Луиза Маше-де-Рошмор, дочь поручика королевского егерского полка, вдова прокурора и в течение двадцати лет верная подруга финансиста Бротто-дез-Илетт, примкнула к новым идеям. В июле 1790 года видели, как она рыла землю на Марсовом поле. Свою неодолимую склонность к властям предержащим она легко перенесла с фельянов на жирондистов, затем на монтаньяров, но в то же время благодаря врожденной любви к компромиссам, чрезмерной общительности и какой-то страсти к интригам гражданка Рошмор не порывала связи с аристократами и контрреволюционерами. Это была особа, знакомая решительно со всеми, посещавшая кабачки, театры, модных рестораторов, игорные дома, салоны, редакции газет, приемные комитетов. Революция принесла ей всякие новшества, развлечения, удовольствия, радости, дела, доходные предприятия. Заводя политические и любовные интриги, играя на арфе, рисуя пейзажи, исполняя романсы, танцуя греческие танцы, задавая ужины, принимая у себя красивых женщин, вроде графини де-Бофор или актрисы Декуэн, просиживая ночи напролет за игрой в тридцать одно, бириби или рулетку, она находила еще время для друзей, которых не оставляла своим вниманием. Любопытная, деятельная, взбалмошная, фривольная, изучив мужчин, но совсем не зная толпы, чуждая взглядам, которые она разделяла, не в меньшей мере, чем тем, которые она принуждена была отвергать, совсем не понимая, что творится во Франции, она была предприимчива, смела и отважна, как потому, что не сознавала опасности, так и потому, что безгранично верила в могущество своих чар.
Сопровождавший ее военный был совсем молодой человек; медный шлем, украшенный шкурой пантеры, с гребнем, отделанным пунцовой синелью, отбрасывал тень на его лицо херувима, а страшная длинная грива ниспадала на спину.
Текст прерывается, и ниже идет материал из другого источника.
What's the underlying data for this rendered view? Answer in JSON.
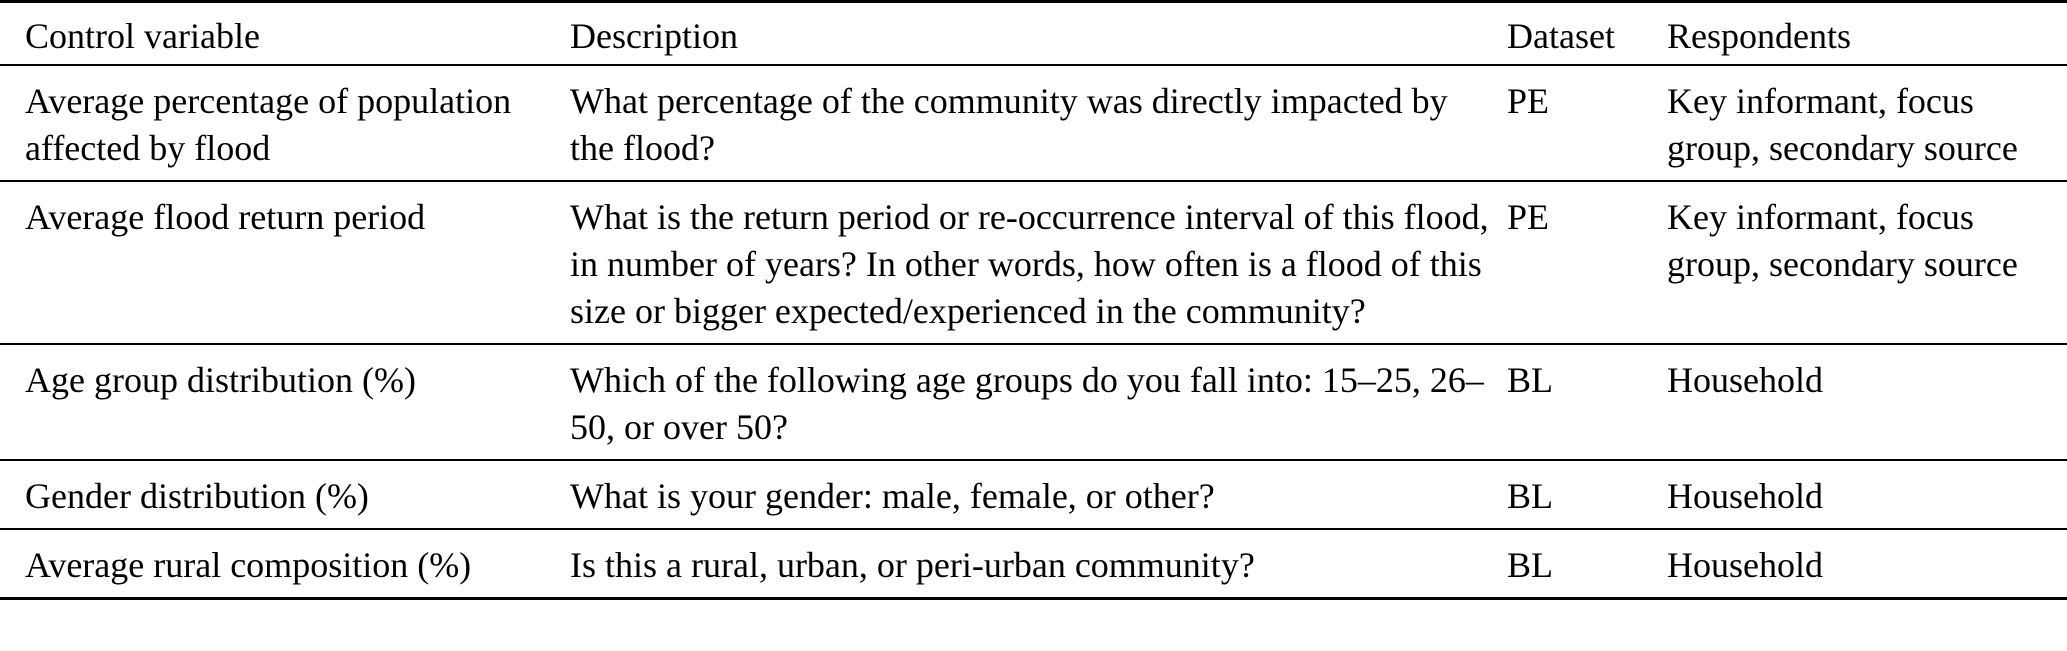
{
  "table": {
    "columns": [
      {
        "label": "Control variable"
      },
      {
        "label": "Description"
      },
      {
        "label": "Dataset"
      },
      {
        "label": "Respondents"
      }
    ],
    "rows": [
      {
        "control_variable": "Average percentage of population affected by flood",
        "description": "What percentage of the community was directly impacted by the flood?",
        "dataset": "PE",
        "respondents": "Key informant, focus group, secondary source"
      },
      {
        "control_variable": "Average flood return period",
        "description": "What is the return period or re-occurrence interval of this flood, in number of years? In other words, how often is a flood of this size or bigger expected/experienced in the community?",
        "dataset": "PE",
        "respondents": "Key informant, focus group, secondary source"
      },
      {
        "control_variable": "Age group distribution (%)",
        "description": "Which of the following age groups do you fall into: 15–25, 26–50, or over 50?",
        "dataset": "BL",
        "respondents": "Household"
      },
      {
        "control_variable": "Gender distribution (%)",
        "description": "What is your gender: male, female, or other?",
        "dataset": "BL",
        "respondents": "Household"
      },
      {
        "control_variable": "Average rural composition (%)",
        "description": "Is this a rural, urban, or peri-urban community?",
        "dataset": "BL",
        "respondents": "Household"
      }
    ]
  },
  "colors": {
    "text": "#000000",
    "background": "#ffffff",
    "rule": "#000000"
  }
}
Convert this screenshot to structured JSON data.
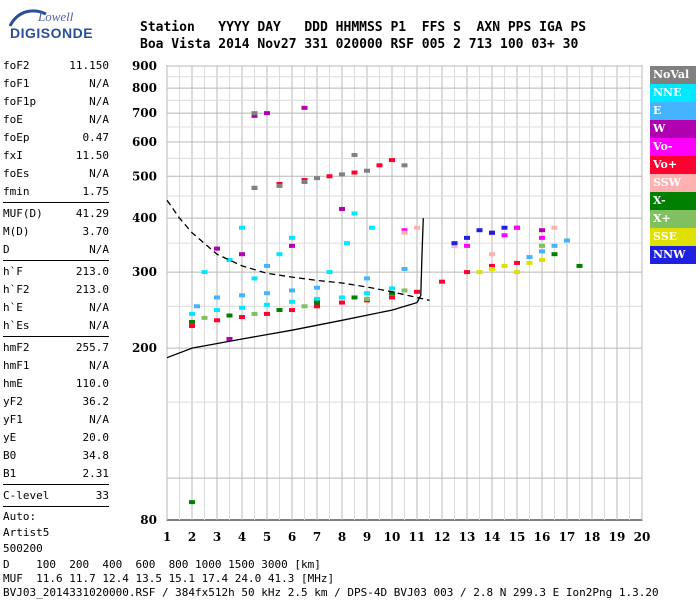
{
  "logo": {
    "top": "Lowell",
    "main": "DIGISONDE"
  },
  "header": {
    "line1": "Station   YYYY DAY   DDD HHMMSS P1  FFS S  AXN PPS IGA PS",
    "line2": "Boa Vista 2014 Nov27 331 020000 RSF 005 2 713 100 03+ 30"
  },
  "params": {
    "group1": [
      {
        "label": "foF2",
        "value": "11.150"
      },
      {
        "label": "foF1",
        "value": "N/A"
      },
      {
        "label": "foF1p",
        "value": "N/A"
      },
      {
        "label": "foE",
        "value": "N/A"
      },
      {
        "label": "foEp",
        "value": "0.47"
      },
      {
        "label": "fxI",
        "value": "11.50"
      },
      {
        "label": "foEs",
        "value": "N/A"
      },
      {
        "label": "fmin",
        "value": "1.75"
      }
    ],
    "group2": [
      {
        "label": "MUF(D)",
        "value": "41.29"
      },
      {
        "label": "M(D)",
        "value": "3.70"
      },
      {
        "label": "D",
        "value": "N/A"
      }
    ],
    "group3": [
      {
        "label": "h`F",
        "value": "213.0"
      },
      {
        "label": "h`F2",
        "value": "213.0"
      },
      {
        "label": "h`E",
        "value": "N/A"
      },
      {
        "label": "h`Es",
        "value": "N/A"
      }
    ],
    "group4": [
      {
        "label": "hmF2",
        "value": "255.7"
      },
      {
        "label": "hmF1",
        "value": "N/A"
      },
      {
        "label": "hmE",
        "value": "110.0"
      },
      {
        "label": "yF2",
        "value": "36.2"
      },
      {
        "label": "yF1",
        "value": "N/A"
      },
      {
        "label": "yE",
        "value": "20.0"
      },
      {
        "label": "B0",
        "value": "34.8"
      },
      {
        "label": "B1",
        "value": "2.31"
      }
    ],
    "group5": [
      {
        "label": "C-level",
        "value": "33"
      }
    ],
    "auto_label": "Auto:",
    "auto_value": "Artist5",
    "auto_code": "500200"
  },
  "legend": [
    {
      "label": "NoVal",
      "color": "#808080"
    },
    {
      "label": "NNE",
      "color": "#00e8ff"
    },
    {
      "label": "E",
      "color": "#44b4ff"
    },
    {
      "label": "W",
      "color": "#b000b0"
    },
    {
      "label": "Vo-",
      "color": "#ff00ff"
    },
    {
      "label": "Vo+",
      "color": "#ff0030"
    },
    {
      "label": "SSW",
      "color": "#ffb0b0"
    },
    {
      "label": "X-",
      "color": "#008000"
    },
    {
      "label": "X+",
      "color": "#80c060"
    },
    {
      "label": "SSE",
      "color": "#e0e000"
    },
    {
      "label": "NNW",
      "color": "#2020e0"
    }
  ],
  "footer": {
    "line1": "D    100  200  400  600  800 1000 1500 3000 [km]",
    "line2": "MUF  11.6 11.7 12.4 13.5 15.1 17.4 24.0 41.3 [MHz]",
    "line3": "BVJ03_2014331020000.RSF / 384fx512h 50 kHz 2.5 km / DPS-4D BVJ03 003 / 2.8 N 299.3 E Ion2Png 1.3.20"
  },
  "chart_data": {
    "type": "scatter",
    "title": "",
    "xlabel": "",
    "ylabel": "",
    "xlim": [
      1,
      20
    ],
    "ylim": [
      80,
      900
    ],
    "y_scale": "log",
    "x_ticks": [
      "1",
      "2",
      "3",
      "4",
      "5",
      "6",
      "7",
      "8",
      "9",
      "10",
      "11",
      "12",
      "13",
      "14",
      "15",
      "16",
      "17",
      "18",
      "19",
      "20"
    ],
    "y_ticks": [
      "80",
      "200",
      "300",
      "400",
      "500",
      "600",
      "700",
      "800",
      "900"
    ],
    "grid": true,
    "series": [
      {
        "name": "NNE",
        "points": [
          [
            2.0,
            240
          ],
          [
            3.0,
            245
          ],
          [
            4.0,
            248
          ],
          [
            5.0,
            252
          ],
          [
            6.0,
            256
          ],
          [
            7.0,
            260
          ],
          [
            8.0,
            262
          ],
          [
            9.0,
            268
          ],
          [
            10.0,
            275
          ],
          [
            2.5,
            300
          ],
          [
            4.5,
            290
          ],
          [
            7.5,
            300
          ],
          [
            8.2,
            350
          ],
          [
            8.5,
            410
          ],
          [
            9.2,
            380
          ],
          [
            3.5,
            320
          ],
          [
            5.5,
            330
          ],
          [
            6.0,
            360
          ],
          [
            4.0,
            380
          ]
        ]
      },
      {
        "name": "E",
        "points": [
          [
            2.2,
            250
          ],
          [
            3.0,
            262
          ],
          [
            4.0,
            265
          ],
          [
            5.0,
            268
          ],
          [
            6.0,
            272
          ],
          [
            7.0,
            276
          ],
          [
            9.0,
            290
          ],
          [
            10.5,
            305
          ],
          [
            15.5,
            325
          ],
          [
            16.0,
            335
          ],
          [
            16.5,
            345
          ],
          [
            17.0,
            355
          ],
          [
            5.0,
            310
          ]
        ]
      },
      {
        "name": "W",
        "points": [
          [
            4.5,
            690
          ],
          [
            5.0,
            700
          ],
          [
            6.5,
            720
          ],
          [
            3.0,
            340
          ],
          [
            4.0,
            330
          ],
          [
            6.0,
            345
          ],
          [
            8.0,
            420
          ],
          [
            14.0,
            370
          ],
          [
            15.0,
            380
          ],
          [
            16.0,
            375
          ],
          [
            3.5,
            210
          ]
        ]
      },
      {
        "name": "Vo-",
        "points": [
          [
            10.5,
            375
          ],
          [
            13.0,
            345
          ],
          [
            14.5,
            365
          ],
          [
            15.0,
            380
          ],
          [
            16.0,
            360
          ]
        ]
      },
      {
        "name": "Vo+",
        "points": [
          [
            2.0,
            225
          ],
          [
            3.0,
            232
          ],
          [
            4.0,
            236
          ],
          [
            5.0,
            240
          ],
          [
            6.0,
            245
          ],
          [
            7.0,
            250
          ],
          [
            8.0,
            255
          ],
          [
            9.0,
            258
          ],
          [
            10.0,
            262
          ],
          [
            11.0,
            270
          ],
          [
            12.0,
            285
          ],
          [
            13.0,
            300
          ],
          [
            14.0,
            310
          ],
          [
            15.0,
            315
          ],
          [
            4.5,
            470
          ],
          [
            5.5,
            480
          ],
          [
            6.5,
            490
          ],
          [
            7.5,
            500
          ],
          [
            8.5,
            510
          ],
          [
            9.5,
            530
          ],
          [
            10.0,
            545
          ]
        ]
      },
      {
        "name": "SSW",
        "points": [
          [
            10.5,
            370
          ],
          [
            11.0,
            380
          ],
          [
            12.5,
            345
          ],
          [
            14.0,
            330
          ],
          [
            16.5,
            380
          ]
        ]
      },
      {
        "name": "X-",
        "points": [
          [
            2.0,
            230
          ],
          [
            3.5,
            238
          ],
          [
            5.5,
            245
          ],
          [
            7.0,
            255
          ],
          [
            8.5,
            262
          ],
          [
            10.0,
            268
          ],
          [
            16.5,
            330
          ],
          [
            17.5,
            310
          ],
          [
            2.0,
            88
          ]
        ]
      },
      {
        "name": "X+",
        "points": [
          [
            2.5,
            235
          ],
          [
            4.5,
            240
          ],
          [
            6.5,
            250
          ],
          [
            9.0,
            260
          ],
          [
            10.5,
            272
          ],
          [
            16.0,
            345
          ]
        ]
      },
      {
        "name": "SSE",
        "points": [
          [
            13.5,
            300
          ],
          [
            14.0,
            305
          ],
          [
            14.5,
            310
          ],
          [
            15.0,
            300
          ],
          [
            15.5,
            315
          ],
          [
            16.0,
            320
          ]
        ]
      },
      {
        "name": "NNW",
        "points": [
          [
            13.5,
            375
          ],
          [
            14.0,
            370
          ],
          [
            14.5,
            380
          ],
          [
            12.5,
            350
          ],
          [
            13.0,
            360
          ]
        ]
      },
      {
        "name": "NoVal",
        "points": [
          [
            4.5,
            470
          ],
          [
            5.5,
            475
          ],
          [
            6.5,
            485
          ],
          [
            7.0,
            495
          ],
          [
            8.0,
            505
          ],
          [
            9.0,
            515
          ],
          [
            10.5,
            530
          ],
          [
            8.5,
            560
          ],
          [
            4.5,
            700
          ]
        ]
      }
    ],
    "profile_line": [
      [
        1.0,
        190
      ],
      [
        2.0,
        200
      ],
      [
        4.0,
        210
      ],
      [
        6.0,
        220
      ],
      [
        8.0,
        232
      ],
      [
        10.0,
        245
      ],
      [
        11.0,
        255
      ],
      [
        11.15,
        265
      ],
      [
        11.2,
        330
      ],
      [
        11.25,
        400
      ]
    ],
    "trace_dashed": [
      [
        1.0,
        440
      ],
      [
        1.5,
        400
      ],
      [
        2.0,
        370
      ],
      [
        3.0,
        330
      ],
      [
        4.0,
        310
      ],
      [
        5.0,
        298
      ],
      [
        6.0,
        292
      ],
      [
        7.0,
        287
      ],
      [
        8.0,
        283
      ],
      [
        9.0,
        277
      ],
      [
        10.0,
        270
      ],
      [
        11.0,
        262
      ],
      [
        11.5,
        258
      ]
    ]
  }
}
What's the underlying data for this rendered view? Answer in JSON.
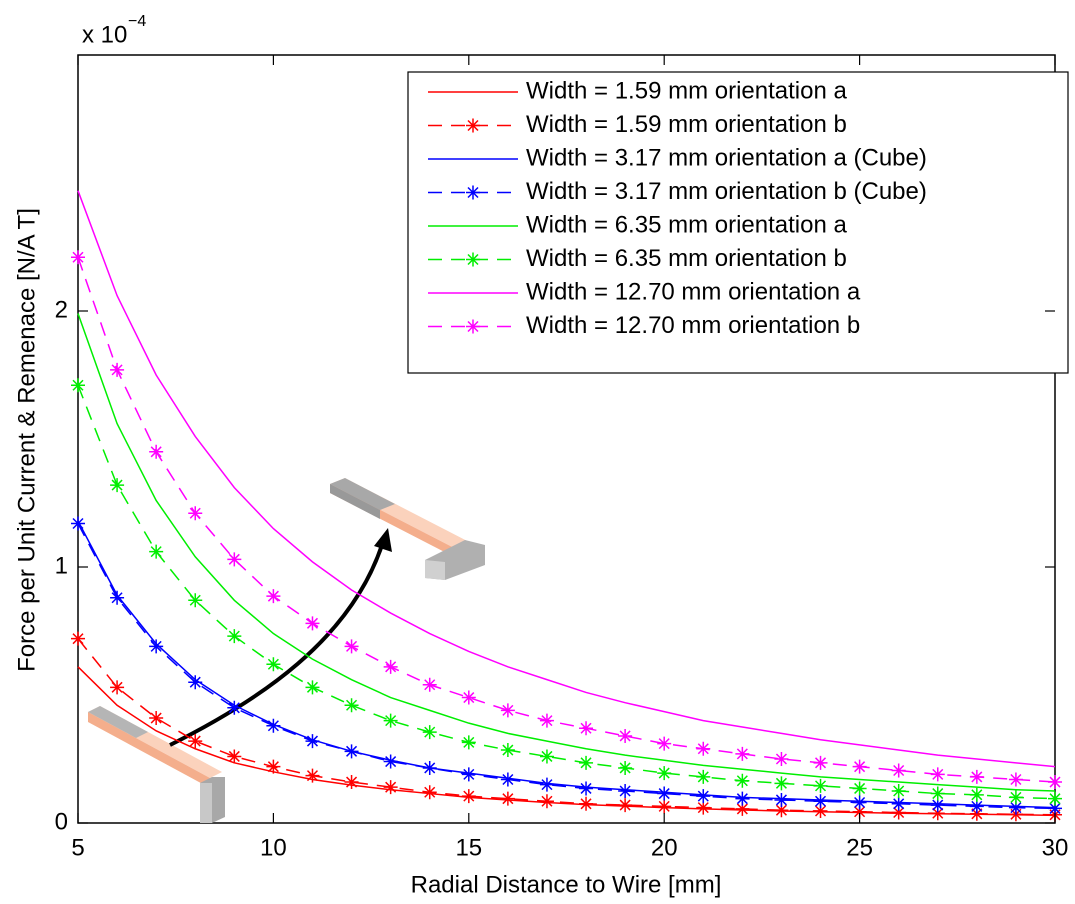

Красная куртка, в форме нагрудника, доходила лишь до бедер, чтобы не скрывать их изящного изгиба. У пояса висел огромный палаш со сверкающей рукоятью в виде орлиного клюва. Бледно-голубые штаны, застегивавшиеся сбоку, плотно облегали его красивые ноги, пышные узоры темно-синего сутажа украшали ляжки. Он имел вид танцовщика, наряженного для воинственной и галантной роли, чтобы какой-нибудь ученик Давида, стремящийся лаконично передать формы, мог писать с него «Ахилла на Скиросе» или «Бракосочетание Александра».
Гамлен смутно помнил, что он как будто уже встречал его. Действительно, это был тот самый военный, которого он недели две тому назад видел на галерее Национального театра ораторствующим перед толпой.
Гражданка Рошмор представила его:
– Гражданин Анри, член Революционного комитета секции Прав Человека.
Она всюду таскала его с собой: он был для нее зеркалом любви и живым свидетельством ее патриотизма.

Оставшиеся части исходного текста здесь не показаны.